De nombreux Australiens sont à court d'argent et de sympathie pour les grandes chaînes de supermarchés, mais la première d'une série d'enquêtes visant à promouvoir la concurrence est arrivée et a fait naître l'espoir d'un éventuel contrôle des prix à la caisse.
Au milieu des allégations de prix abusifs et de pratiques tarifaires déloyales, en janvier dernier, le gouvernement albanais nommé l'ancien ministre du Travail Craig Emerson diriger un examen indépendant du Code de conduite de l’alimentation et de l’épicerie. Le mois suivant, il a annoncé un Enquête de la Commission australienne de la concurrence et de la consommation dans le secteur des supermarchés pour garantir un prix équitable pour leurs produits d'épicerie. Emerson doit remettre son rapport final le 30 juin, mais son rapport intérimaire, qui doit être publié lundi, recommande un code de conduite obligatoire et de lourdes amendes en cas de violation.
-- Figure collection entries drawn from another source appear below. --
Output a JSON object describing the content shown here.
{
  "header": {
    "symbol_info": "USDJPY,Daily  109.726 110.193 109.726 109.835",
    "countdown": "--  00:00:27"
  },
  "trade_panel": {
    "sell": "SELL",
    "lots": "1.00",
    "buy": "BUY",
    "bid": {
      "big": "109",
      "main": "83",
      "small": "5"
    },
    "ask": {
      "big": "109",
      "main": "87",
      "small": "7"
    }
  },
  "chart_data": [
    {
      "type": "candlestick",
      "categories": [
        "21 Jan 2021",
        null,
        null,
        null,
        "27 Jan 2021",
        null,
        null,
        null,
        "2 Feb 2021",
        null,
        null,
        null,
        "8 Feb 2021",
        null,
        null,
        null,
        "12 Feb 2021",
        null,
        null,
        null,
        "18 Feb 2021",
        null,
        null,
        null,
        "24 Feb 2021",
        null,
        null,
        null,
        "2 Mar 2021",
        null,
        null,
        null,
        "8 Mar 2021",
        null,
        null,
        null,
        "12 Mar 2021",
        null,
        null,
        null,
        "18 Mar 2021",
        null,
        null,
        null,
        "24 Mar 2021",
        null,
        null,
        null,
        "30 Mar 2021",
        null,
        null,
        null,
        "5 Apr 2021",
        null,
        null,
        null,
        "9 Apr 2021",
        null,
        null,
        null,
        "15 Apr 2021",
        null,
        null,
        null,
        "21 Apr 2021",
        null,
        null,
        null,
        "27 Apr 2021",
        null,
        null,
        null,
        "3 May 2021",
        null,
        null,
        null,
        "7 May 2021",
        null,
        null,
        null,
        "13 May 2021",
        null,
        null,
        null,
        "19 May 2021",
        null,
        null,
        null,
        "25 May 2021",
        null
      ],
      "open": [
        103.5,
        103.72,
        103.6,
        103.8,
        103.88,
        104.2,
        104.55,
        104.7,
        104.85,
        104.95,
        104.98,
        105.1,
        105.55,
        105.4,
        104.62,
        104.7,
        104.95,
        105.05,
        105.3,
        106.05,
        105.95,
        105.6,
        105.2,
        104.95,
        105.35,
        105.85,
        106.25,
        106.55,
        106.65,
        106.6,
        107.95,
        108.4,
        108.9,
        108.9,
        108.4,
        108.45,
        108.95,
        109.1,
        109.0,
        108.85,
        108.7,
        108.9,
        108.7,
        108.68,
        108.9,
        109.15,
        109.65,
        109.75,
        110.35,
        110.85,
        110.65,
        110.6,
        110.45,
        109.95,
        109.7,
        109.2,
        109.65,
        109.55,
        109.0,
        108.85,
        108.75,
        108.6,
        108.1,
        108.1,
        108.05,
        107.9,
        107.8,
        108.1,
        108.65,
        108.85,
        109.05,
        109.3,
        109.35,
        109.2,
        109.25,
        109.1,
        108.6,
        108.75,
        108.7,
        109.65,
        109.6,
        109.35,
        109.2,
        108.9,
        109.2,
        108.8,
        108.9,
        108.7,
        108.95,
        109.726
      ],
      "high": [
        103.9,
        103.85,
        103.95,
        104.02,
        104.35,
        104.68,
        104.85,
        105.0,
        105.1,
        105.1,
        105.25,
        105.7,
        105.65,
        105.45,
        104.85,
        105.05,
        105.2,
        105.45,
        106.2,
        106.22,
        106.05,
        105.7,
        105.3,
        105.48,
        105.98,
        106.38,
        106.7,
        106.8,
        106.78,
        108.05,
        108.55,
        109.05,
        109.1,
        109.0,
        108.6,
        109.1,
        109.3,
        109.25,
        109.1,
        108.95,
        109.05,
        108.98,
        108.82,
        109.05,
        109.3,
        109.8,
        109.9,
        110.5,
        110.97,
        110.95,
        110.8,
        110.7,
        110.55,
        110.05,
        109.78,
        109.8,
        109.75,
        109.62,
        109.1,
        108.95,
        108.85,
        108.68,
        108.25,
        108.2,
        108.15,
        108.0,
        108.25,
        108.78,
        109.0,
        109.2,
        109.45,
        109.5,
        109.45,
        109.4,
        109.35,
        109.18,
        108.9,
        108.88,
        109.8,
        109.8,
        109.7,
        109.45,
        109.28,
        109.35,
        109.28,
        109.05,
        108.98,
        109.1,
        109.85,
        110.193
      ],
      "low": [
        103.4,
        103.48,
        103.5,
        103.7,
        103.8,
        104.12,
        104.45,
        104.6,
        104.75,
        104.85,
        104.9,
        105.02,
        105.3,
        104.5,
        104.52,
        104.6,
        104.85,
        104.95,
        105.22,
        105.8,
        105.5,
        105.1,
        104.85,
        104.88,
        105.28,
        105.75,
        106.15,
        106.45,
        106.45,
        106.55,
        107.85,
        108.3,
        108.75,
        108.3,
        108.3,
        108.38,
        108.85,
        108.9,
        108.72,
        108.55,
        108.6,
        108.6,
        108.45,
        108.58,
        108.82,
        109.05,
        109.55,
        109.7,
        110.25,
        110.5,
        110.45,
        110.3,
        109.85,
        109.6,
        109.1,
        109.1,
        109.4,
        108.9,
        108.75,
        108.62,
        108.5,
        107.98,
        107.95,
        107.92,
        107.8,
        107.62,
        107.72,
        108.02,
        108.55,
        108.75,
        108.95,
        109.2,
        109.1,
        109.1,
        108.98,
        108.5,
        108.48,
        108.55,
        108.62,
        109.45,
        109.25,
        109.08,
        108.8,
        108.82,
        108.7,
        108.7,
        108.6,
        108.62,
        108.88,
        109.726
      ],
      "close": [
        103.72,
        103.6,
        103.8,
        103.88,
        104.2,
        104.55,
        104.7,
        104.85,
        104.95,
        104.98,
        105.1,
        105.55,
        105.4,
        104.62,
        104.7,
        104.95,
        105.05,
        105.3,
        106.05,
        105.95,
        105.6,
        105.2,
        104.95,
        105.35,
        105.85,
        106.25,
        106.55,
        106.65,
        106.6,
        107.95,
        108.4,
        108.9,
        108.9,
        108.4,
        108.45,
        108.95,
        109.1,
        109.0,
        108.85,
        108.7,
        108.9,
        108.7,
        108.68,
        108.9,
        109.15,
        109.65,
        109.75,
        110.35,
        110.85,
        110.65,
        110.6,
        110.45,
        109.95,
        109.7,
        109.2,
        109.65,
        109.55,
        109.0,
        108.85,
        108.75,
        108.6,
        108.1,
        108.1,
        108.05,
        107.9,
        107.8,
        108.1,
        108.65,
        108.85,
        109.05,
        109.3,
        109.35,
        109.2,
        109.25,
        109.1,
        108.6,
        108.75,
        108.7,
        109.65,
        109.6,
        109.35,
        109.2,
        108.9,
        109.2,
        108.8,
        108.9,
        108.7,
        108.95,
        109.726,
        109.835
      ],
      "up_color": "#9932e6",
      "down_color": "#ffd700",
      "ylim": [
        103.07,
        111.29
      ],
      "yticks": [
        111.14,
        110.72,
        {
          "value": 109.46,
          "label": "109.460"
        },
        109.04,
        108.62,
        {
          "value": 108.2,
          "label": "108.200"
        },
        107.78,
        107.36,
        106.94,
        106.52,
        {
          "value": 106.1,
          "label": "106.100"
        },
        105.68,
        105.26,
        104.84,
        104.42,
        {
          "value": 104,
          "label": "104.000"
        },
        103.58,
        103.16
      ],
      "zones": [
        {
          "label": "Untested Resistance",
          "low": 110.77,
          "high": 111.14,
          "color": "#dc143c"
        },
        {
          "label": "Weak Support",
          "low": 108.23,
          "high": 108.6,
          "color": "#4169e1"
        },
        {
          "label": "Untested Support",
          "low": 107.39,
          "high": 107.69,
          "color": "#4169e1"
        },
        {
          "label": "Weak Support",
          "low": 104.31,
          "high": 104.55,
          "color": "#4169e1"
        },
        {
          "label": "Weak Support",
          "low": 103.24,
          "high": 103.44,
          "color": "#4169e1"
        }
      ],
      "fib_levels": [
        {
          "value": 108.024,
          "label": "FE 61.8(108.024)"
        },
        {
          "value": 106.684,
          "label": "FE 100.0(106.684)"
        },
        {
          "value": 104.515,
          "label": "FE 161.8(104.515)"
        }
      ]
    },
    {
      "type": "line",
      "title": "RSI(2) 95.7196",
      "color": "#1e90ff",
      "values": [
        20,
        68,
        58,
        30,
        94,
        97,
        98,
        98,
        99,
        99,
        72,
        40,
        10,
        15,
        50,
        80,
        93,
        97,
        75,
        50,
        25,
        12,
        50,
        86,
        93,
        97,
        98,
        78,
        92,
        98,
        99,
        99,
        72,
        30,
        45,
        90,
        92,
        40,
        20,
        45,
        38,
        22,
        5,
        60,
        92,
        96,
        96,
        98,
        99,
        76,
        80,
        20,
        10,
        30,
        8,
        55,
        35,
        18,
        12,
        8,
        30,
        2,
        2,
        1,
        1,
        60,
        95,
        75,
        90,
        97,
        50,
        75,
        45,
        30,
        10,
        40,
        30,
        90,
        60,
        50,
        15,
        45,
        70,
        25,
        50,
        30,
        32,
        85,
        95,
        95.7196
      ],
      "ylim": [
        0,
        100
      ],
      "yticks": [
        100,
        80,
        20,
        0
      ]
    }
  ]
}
Emerson a déclaré qu'un code obligatoire était nécessaire parce que le code volontaire existant mis en œuvre en 2015 pour remédier au déséquilibre du pouvoir de négociation entre les supermarchés détaillants et leurs petits fournisseurs n'était pas efficace car il ne prévoyait aucune pénalité en cas de violation et les supermarchés pouvaient se retirer de dispositions importantes en les annulant. dans leurs accords d'approvisionnement en épicerie.
Le code impose un certain nombre d'obligations aux supermarchés, notamment le principe sous-jacent selon lequel ils doivent agir de bonne foi lorsqu'ils traitent avec des fournisseurs. Cependant, le code ne définit pas réellement ce qu'implique la « bonne foi », mais décrit plutôt les facteurs qui seraient pris en compte pour juger si quelque chose est de bonne foi, comme agir honnêtement et sans représailles ni contrainte.
Emerson a effectivement décidé de fermer cette trappe de secours et a recommandé que le code obligatoire s'applique à tous les supermarchés dont les revenus annuels dépassent 5 milliards de dollars, qui sont actuellement Coles, Woolworths et ALDI, ainsi que le grossiste Metcash (qui possède IGA). « Le code devrait être renforcé pour mieux protéger les fournisseurs, avec de nouvelles protections contre les représailles, puisque la peur des représailles des fournisseurs compromet l'efficacité du code », a déclaré Emerson.
L'ACCC serait responsable de l'application du code et pourrait demander des sanctions en cas de violation majeure ou systémique pouvant aller jusqu'à 10 millions de dollars, 10 pour cent du chiffre d'affaires annuel d'un supermarché, ou trois fois le bénéfice qu'il a tiré de la violation, selon le cas. le plus grand.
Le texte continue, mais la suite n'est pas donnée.